7 000 km au-dessus du PacifiqueL'arrivée du nuage radioactif japonais est sur toutes les lèvres, depuis le début de la semaine. Les simulations par ordinateur des experts en météorologie se sont confirmées : il a atteint la côte ouest des États-Unis après avoir survolé l'Alaska et Hawaï. Les premières particules (duxenon 133) ont été détectées hier matin (début de soirée en France) à Sacramento (Californie).
Est-ce dangereux pour la santé ? Comment se protéger ? Experts et autorités se succèdent pour donner une information aussi apaisante que possible, à coups de simulations par ordinateur et de fermes déclarations. Après une traversée de plus de 7 000 km au-dessus du Pacifique, le nuage aura perdu de sa dangerosité. Les niveaux de radiation qui subsistent seront de toute façon sans danger pour la santé, une déclaration corroborée par le président Obama lui-même, dans une intervention télévisée. N'empêche. Si la population ne cède pas à la panique, cela n'empêche pas la plupart des pharmacies d'être quand même en rupture de stocks de pastilles d'iode... et les magasins de compteurs Geiger.
« Bien sûr que je suis inquiet, explique Kreg, contrôleur aérien d'une quarantaine d'années.
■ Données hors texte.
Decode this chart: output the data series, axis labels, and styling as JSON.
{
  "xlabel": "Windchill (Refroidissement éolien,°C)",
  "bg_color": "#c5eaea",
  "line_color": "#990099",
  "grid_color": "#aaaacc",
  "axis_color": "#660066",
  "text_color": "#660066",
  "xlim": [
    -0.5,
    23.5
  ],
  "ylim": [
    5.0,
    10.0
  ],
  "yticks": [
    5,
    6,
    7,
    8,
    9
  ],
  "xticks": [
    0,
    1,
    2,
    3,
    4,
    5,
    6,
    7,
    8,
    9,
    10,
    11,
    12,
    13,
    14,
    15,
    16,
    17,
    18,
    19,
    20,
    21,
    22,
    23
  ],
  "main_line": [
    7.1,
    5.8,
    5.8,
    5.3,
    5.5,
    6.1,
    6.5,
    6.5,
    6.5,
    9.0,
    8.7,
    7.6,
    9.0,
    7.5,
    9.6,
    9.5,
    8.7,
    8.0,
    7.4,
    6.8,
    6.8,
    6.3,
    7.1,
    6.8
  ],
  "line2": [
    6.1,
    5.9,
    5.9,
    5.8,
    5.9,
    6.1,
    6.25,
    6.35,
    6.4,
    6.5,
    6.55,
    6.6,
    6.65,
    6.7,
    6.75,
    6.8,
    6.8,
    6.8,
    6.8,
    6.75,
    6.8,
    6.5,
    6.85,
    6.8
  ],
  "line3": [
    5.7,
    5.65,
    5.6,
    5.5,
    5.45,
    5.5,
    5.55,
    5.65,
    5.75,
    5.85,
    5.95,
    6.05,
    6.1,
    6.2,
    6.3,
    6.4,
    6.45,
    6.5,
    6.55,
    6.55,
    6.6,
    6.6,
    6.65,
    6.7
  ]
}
On nage en pleine incertitude et je suis bien convaincu qu'on ne nous dit pas tout. Je me sens surtout insuffisamment informé : on ne connaît pas le taux précis de radiation, par exemple. » La pluie annoncée entre dimanche et lundi renforce les craintes, cette fois d'une contamination potentielle et minime des sols. En attendant, certaines écoles ont préféré garder les enfants à l'intérieur, vendredi, par précaution.